I ragazzi delle giovanili si stanno allenando sui calci piazzati. Sono divisi in due squadre da otto, i portieri si alternano, un’azione a testa. La squadra in attacco fa un cross dalla tre quarti. Se segna, fa un punto. La squadra in difesa organizza la barriera e le marcature. Se riesce a superare la linea di metà campo palla al piede, fa punto, se riesce a far scattare la trappola del fuorigioco, fa due punti. Chi fa fallo ne perde tre. L’azione termina solo quando una delle due squadre raggiunge il suo obiettivo o se la palla finisce fuori dal campo.
Stanno sei a cinque per l’attacco. La difesa ha appena fatto il quinto punto respingendo facilmente un contro-cross sbilenco dell’ala destra, Pierluigi Maran, un quindicenne di Savorgnano dotato di una gran tecnica ma totalmente indisciplinato sul piano tattico. Il mister ha un debole per lui. Gli ricorda quando era giovane e giocava nella primavera dell’Udinese: nessuna voglia di allenarsi, una smania continua di giocare a pallone.
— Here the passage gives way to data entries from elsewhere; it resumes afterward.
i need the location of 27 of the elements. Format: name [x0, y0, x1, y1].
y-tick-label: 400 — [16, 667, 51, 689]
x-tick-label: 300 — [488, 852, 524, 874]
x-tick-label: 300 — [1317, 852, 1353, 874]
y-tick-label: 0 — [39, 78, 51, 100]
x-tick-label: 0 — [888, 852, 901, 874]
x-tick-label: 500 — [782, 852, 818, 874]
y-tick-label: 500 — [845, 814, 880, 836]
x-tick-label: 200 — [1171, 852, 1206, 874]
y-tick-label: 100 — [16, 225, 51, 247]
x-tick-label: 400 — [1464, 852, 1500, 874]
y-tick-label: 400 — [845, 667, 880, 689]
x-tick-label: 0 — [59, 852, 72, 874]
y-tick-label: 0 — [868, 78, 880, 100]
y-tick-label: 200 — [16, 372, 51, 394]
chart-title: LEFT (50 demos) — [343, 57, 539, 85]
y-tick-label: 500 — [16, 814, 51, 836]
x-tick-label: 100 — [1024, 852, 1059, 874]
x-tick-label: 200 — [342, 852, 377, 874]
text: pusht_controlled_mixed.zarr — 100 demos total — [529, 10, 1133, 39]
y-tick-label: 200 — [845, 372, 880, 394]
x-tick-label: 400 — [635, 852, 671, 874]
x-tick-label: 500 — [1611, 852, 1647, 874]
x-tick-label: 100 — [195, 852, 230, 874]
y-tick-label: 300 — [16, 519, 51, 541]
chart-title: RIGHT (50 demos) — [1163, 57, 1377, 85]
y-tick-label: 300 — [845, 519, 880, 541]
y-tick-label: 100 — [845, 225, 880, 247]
«Dai ragazzi, proviamo ancora. Questa volta facciamo da sinistra». Ezio si porta nel punto del campo da cui vuole che venga battuta la nuova punizione.
«Ma mister, sono già passate le diciotto, l’allenamento è terminato!», gli dice Cortisoli, uno dei centrali di difesa della squadra, alto quasi un metro e novanta ma ancora completamente privo di peli e barba.
L’allenatore controlla il cronometro che tiene appeso al collo. «Puttana Eva, hai ragione! Va bene, tosi, chi deve andare vada, chi vuole rimane con me a provare un po’ di punizioni a rete».
Quasi tutta la squadra va via, incluso Maran. Rimangono in quattro con l’allenatore.
«Come mai van’ via tutti?», chiede Ezio ai rimasti. È stupito, di solito i ragazzi non vogliono mai interrompere l’allenamento, soprattutto quando si tratta di provare le punizioni e i rigori.
«Mister, mi sa che dopo quello che è successo alla partita i genitori li tengono un po’ d’occhio», risponde uno dei ragazzi.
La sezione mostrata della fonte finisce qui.